C’est dire si Mailer est partagé entre les extrêmes, éprouvant une certaine attraction pour les excès de cette Amérique volontiers belliqueuse, toujours prête à en découdre avec le reste du monde tout en trouvant ceux qui la représentent dans le concert des nations foncièrement pathétiques, infantiles pour ne pas dire infatués d’eux – mêmes ; « Parce qu’il s’ennuyait, Johnson voulait sa guerre et il l’a eu » dit-il sans prendre de gants dans le documentaire Histoires d’Amérique, tourné par Stan Neuman et Richard Copans peu de temps avant la disparition de l’enfant terrible.

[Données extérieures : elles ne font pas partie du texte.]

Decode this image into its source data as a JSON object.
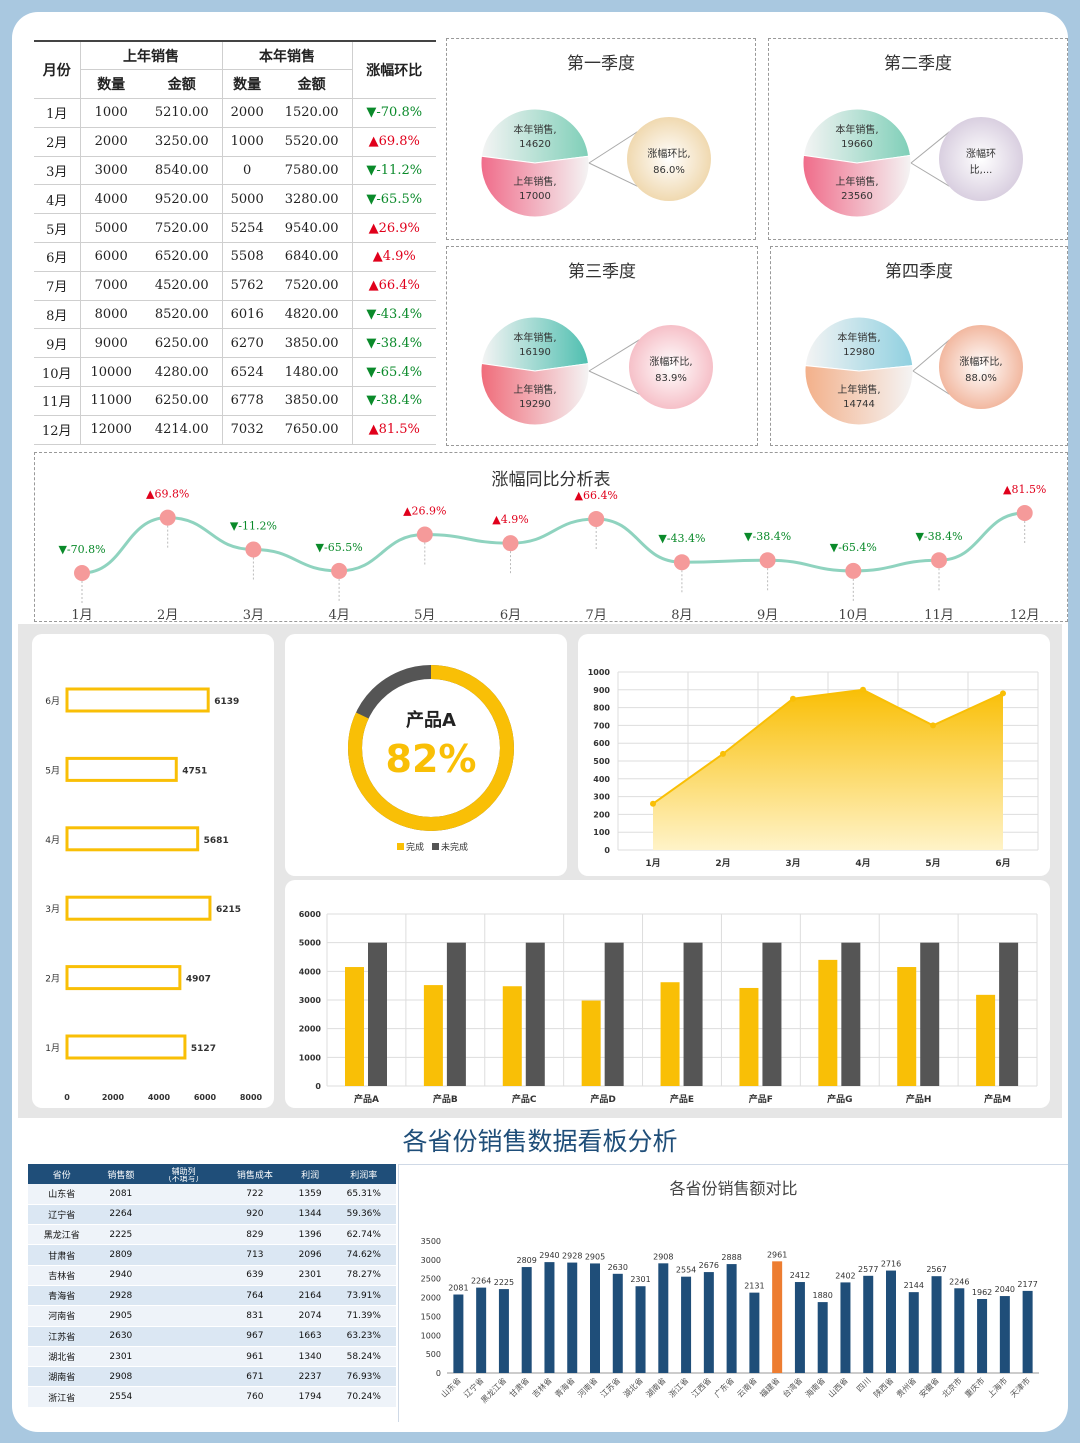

Et l’on retrouve là un des principes fondamentaux de la philosophie Mailerienne; pour le chroniqueur intempestif, un pays responsable doit savoir reconnaitre ses erreurs, d’où son admiration sans bornes, quand le pouvoir en place le déçoit ou trahit son impuissance à changer les choses, pour les figures pittoresques de son pays, de Mohammed Ali à Robert Kennedy, l’un admiré pour sa bravoure, l’autre respecté pour sa franchise. Ainsi, il lui paraît cohérent de mettre au même degré d’importance historique un sportif « illettré » mais véritablement habité par son rôle d’éclaireur et un politicien chevronné,  croyant au bien fondé de ses combats, quitte à s’y brûler les ailes.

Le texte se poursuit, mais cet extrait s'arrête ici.